The Hoosiers are a band formed with the apparent underlying belief that, in these times of international brouhaha and domestic strife, we all need a good cheering up. This may be true, but I kinda doubt that the gaiety of the nation is gonna be raised by a dude who sings like he's been crowbarred in the balls fronting a Supernaturals tribute band. No matter how many wacky costumes they wear in their video.
There's really only one strong impression that seven or eight listens of The Trick to Life leaves you with: the overriding belief that we need to form a pitchfork-wielding mob, track down Sean Rowley, and deliver instant vigilante justice via some sort of power tool. There's no explanation for why bands like The Feeling, Scouting for Girls, and the assorted selection of muggins here who make up The Hoosiers have decided that the future lies in taking all of the over-bloated blandness of ‘70s AOR radio pop, and none of the, y'know,_ actual tunes. The chart hegemony this is leading to, where eventually every third top-40 single will sounds like a seventh-generation tape dub of _Breakfast In America reformatted for ringtone suitability (i.e.: loud, flat, and with no subtlety of production whatsoever) is beginning to make me nostalgic for the chart glory days of The Horrors, The Others and, I dunno, British Whale.
There's a forced, rictus smile about everything The Hoosiers do, like the faces adults put on around children so they don't realise that their parents died earlier in the day. It's never less than jarring, and when it comes to a song like ‘Goodbye Mr A’, which is meant to be about a near-Fascist 1960s comic book character, just baffling. The level of Virgin Radio Drivetime non-attitude The Hoosiers apply to the topic would convince you that they were singing about Little Plum.
‘Cops and Robbers’ is the world's worst ‘Lovecats’, ‘Worried About Ray’ is the world's worst ‘Happy Together’... and yet it really is preferable that The Hoosiers make their career path from wedding reception band covers because they really go off the rails when left to their own devices. ‘Worst Case Scenario’ being a case in point, an attempt at an indie-du-jour high octane busking number, which sounds like the same sickeningly sweet bullshit that forms the rest of the album, just with a different guitar tone. Frontman Irwin Sparkes, incidentally, really does have some of the most horrid vocals to have achieved a record label contract in a long time, an awful hotchpotch of Justin Hawkins-style wild flailing for high notes and some of the most bogus intrusive rs you'll ever find on a CD.
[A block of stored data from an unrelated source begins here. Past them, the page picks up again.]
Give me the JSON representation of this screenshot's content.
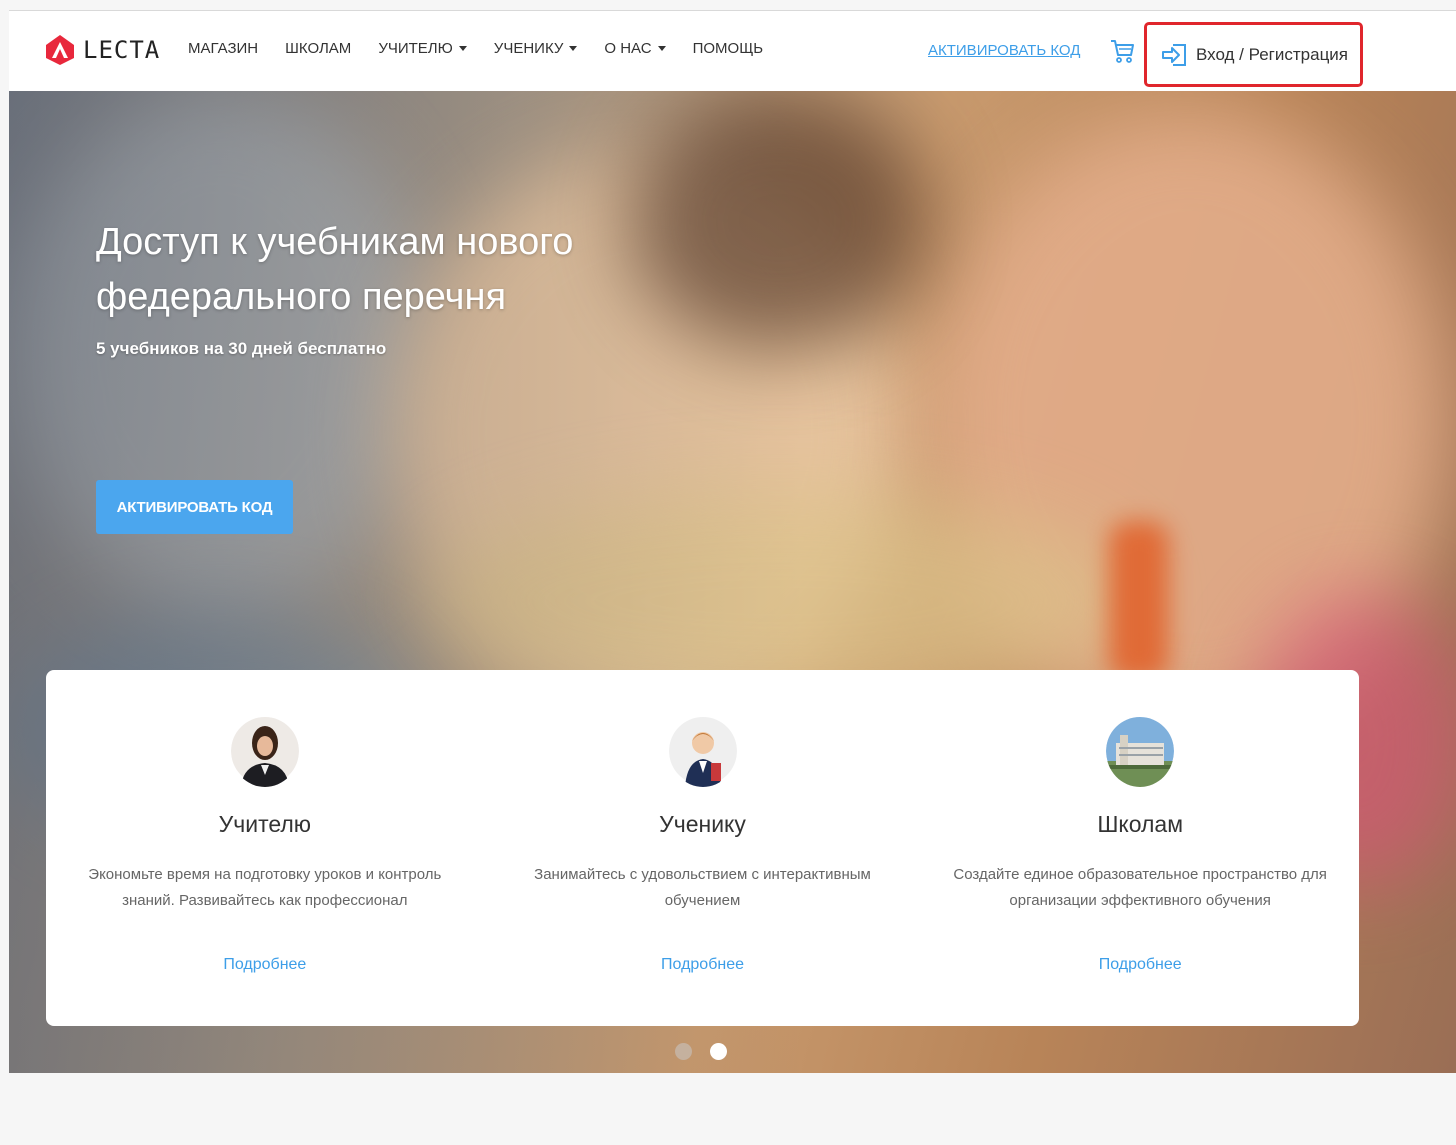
{
  "header": {
    "logo_text": "LECTA",
    "nav": [
      {
        "label": "МАГАЗИН",
        "dropdown": false
      },
      {
        "label": "ШКОЛАМ",
        "dropdown": false
      },
      {
        "label": "УЧИТЕЛЮ",
        "dropdown": true
      },
      {
        "label": "УЧЕНИКУ",
        "dropdown": true
      },
      {
        "label": "О НАС",
        "dropdown": true
      },
      {
        "label": "ПОМОЩЬ",
        "dropdown": false
      }
    ],
    "activate_code": "АКТИВИРОВАТЬ КОД",
    "cart_icon": "cart-icon",
    "login_label": "Вход / Регистрация",
    "login_icon": "login-icon",
    "highlight_color": "#e0262c"
  },
  "hero": {
    "title": "Доступ к учебникам нового федерального перечня",
    "subtitle": "5 учебников на 30 дней бесплатно",
    "button_label": "АКТИВИРОВАТЬ КОД",
    "button_color": "#4ba6ee"
  },
  "cards": [
    {
      "title": "Учителю",
      "text": "Экономьте время на подготовку уроков и контроль знаний. Развивайтесь как профессионал",
      "link": "Подробнее",
      "image": "teacher-photo"
    },
    {
      "title": "Ученику",
      "text": "Занимайтесь с удовольствием с интерактивным обучением",
      "link": "Подробнее",
      "image": "student-photo"
    },
    {
      "title": "Школам",
      "text": "Создайте единое образовательное пространство для организации эффективного обучения",
      "link": "Подробнее",
      "image": "school-photo"
    }
  ],
  "carousel": {
    "slides": 2,
    "active_slide": 2
  },
  "colors": {
    "accent": "#3d9ee8",
    "logo_red": "#e8283c"
  }
}
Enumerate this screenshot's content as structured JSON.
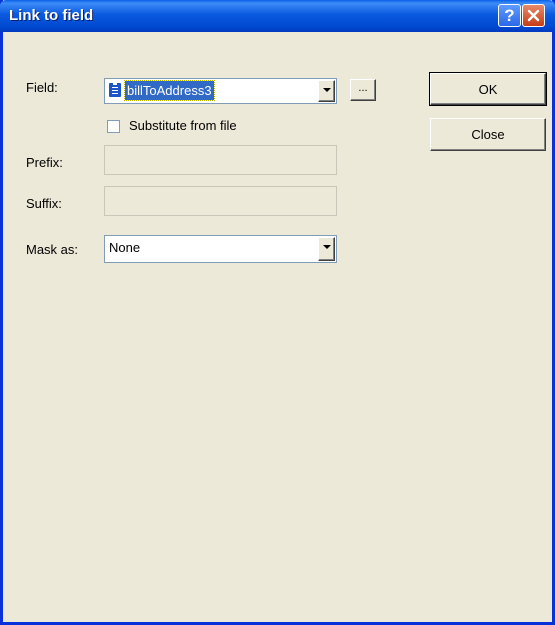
{
  "window": {
    "title": "Link to field"
  },
  "titlebar": {
    "help_glyph": "?",
    "close_icon": "close-icon"
  },
  "form": {
    "field_label": "Field:",
    "field_value": "billToAddress3",
    "browse_label": "...",
    "substitute_label": "Substitute from file",
    "substitute_checked": false,
    "prefix_label": "Prefix:",
    "prefix_value": "",
    "suffix_label": "Suffix:",
    "suffix_value": "",
    "mask_label": "Mask as:",
    "mask_value": "None"
  },
  "buttons": {
    "ok_label": "OK",
    "close_label": "Close"
  },
  "colors": {
    "titlebar": "#0a5ae0",
    "selection": "#316ac5",
    "face": "#ece9d8"
  }
}
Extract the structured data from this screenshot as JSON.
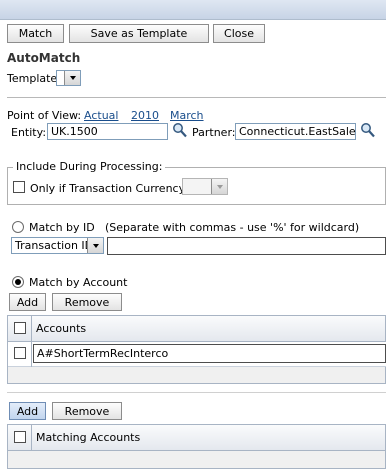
{
  "toolbar": {
    "match_label": "Match",
    "save_template_label": "Save as Template",
    "close_label": "Close"
  },
  "page_title": "AutoMatch",
  "template": {
    "label": "Template:",
    "value": ""
  },
  "pov": {
    "label": "Point of View:",
    "scenario": "Actual",
    "year": "2010",
    "period": "March",
    "entity_label": "Entity:",
    "entity_value": "UK.1500",
    "partner_label": "Partner:",
    "partner_value": "Connecticut.EastSales"
  },
  "include": {
    "legend": "Include During Processing:",
    "currency_label": "Only if Transaction Currency =",
    "currency_value": ""
  },
  "match_by_id": {
    "label": "Match by ID",
    "hint": "(Separate with commas - use '%' for wildcard)",
    "selected_field": "Transaction ID",
    "value": ""
  },
  "match_by_account": {
    "label": "Match by Account",
    "add_label": "Add",
    "remove_label": "Remove",
    "header": "Accounts",
    "rows": [
      "A#ShortTermRecInterco"
    ]
  },
  "matching_accounts": {
    "add_label": "Add",
    "remove_label": "Remove",
    "header": "Matching Accounts"
  },
  "icons": [
    "magnifier-icon",
    "dropdown-arrow-icon",
    "checkbox-icon",
    "radio-icon"
  ]
}
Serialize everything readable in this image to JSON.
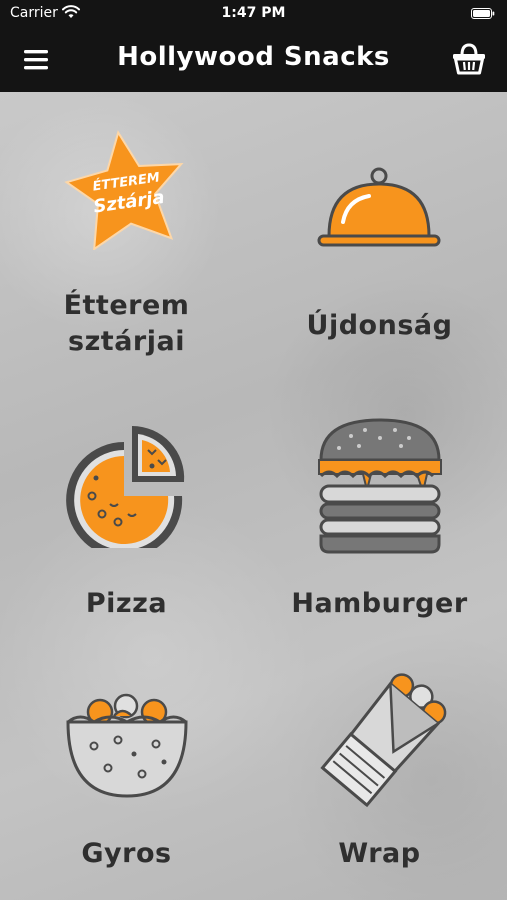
{
  "status_bar": {
    "carrier": "Carrier",
    "time": "1:47 PM",
    "wifi_icon": "wifi-icon",
    "battery_icon": "battery-icon"
  },
  "nav_bar": {
    "title": "Hollywood Snacks",
    "menu_icon": "hamburger-menu-icon",
    "cart_icon": "basket-icon"
  },
  "categories": [
    {
      "label_line1": "Étterem",
      "label_line2": "sztárjai",
      "icon": "star-badge-icon",
      "badge_text_1": "ÉTTEREM",
      "badge_text_2": "Sztárja"
    },
    {
      "label": "Újdonság",
      "icon": "cloche-icon"
    },
    {
      "label": "Pizza",
      "icon": "pizza-icon"
    },
    {
      "label": "Hamburger",
      "icon": "burger-icon"
    },
    {
      "label": "Gyros",
      "icon": "gyros-bowl-icon"
    },
    {
      "label": "Wrap",
      "icon": "wrap-icon"
    }
  ],
  "colors": {
    "accent": "#f7941d",
    "dark": "#141414",
    "icon_stroke": "#4a4a4a",
    "label": "#2f2f2f"
  }
}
The whole mess ends with a seven-minute faux-prog piss-about entitled called ‘Money To Be Made’, where Sparkes points out "Keep up the charade / There's money to be made", and it's at this point you realise that not even self-awareness is going to save The Hoosiers. The track fizzles out, unnecessarily, in three minutes of orchestra strings and spaceship noises. As with everything else on ‘The Trick to Life’, there's just no need for it.
Despite their intentions, nobody other than the left-hand side of the bell curve will be left happy by The Hoosiers. Despite all of the tricks, the ‘light-hearted’ song topics, the ‘sly’ lyrics, the ‘cheekiness’ of sound, their wackiness isn't even aggressive enough to be confrontational, like Ween or the Barenaked Ladies or whoever. This is the kookiness of an xkcd comic strip, the kookiness of a joke told in the 23rd minute of a best man's speech, the kookiness of, yes, an office joker. A very polite, socially awkward office joker. The Trick to Life is nothing more than the audio equivalent of a "come in fancy dress" Comic Relief event in the offices of a call centre in a Sandwell industrial estate. And nobody needs that.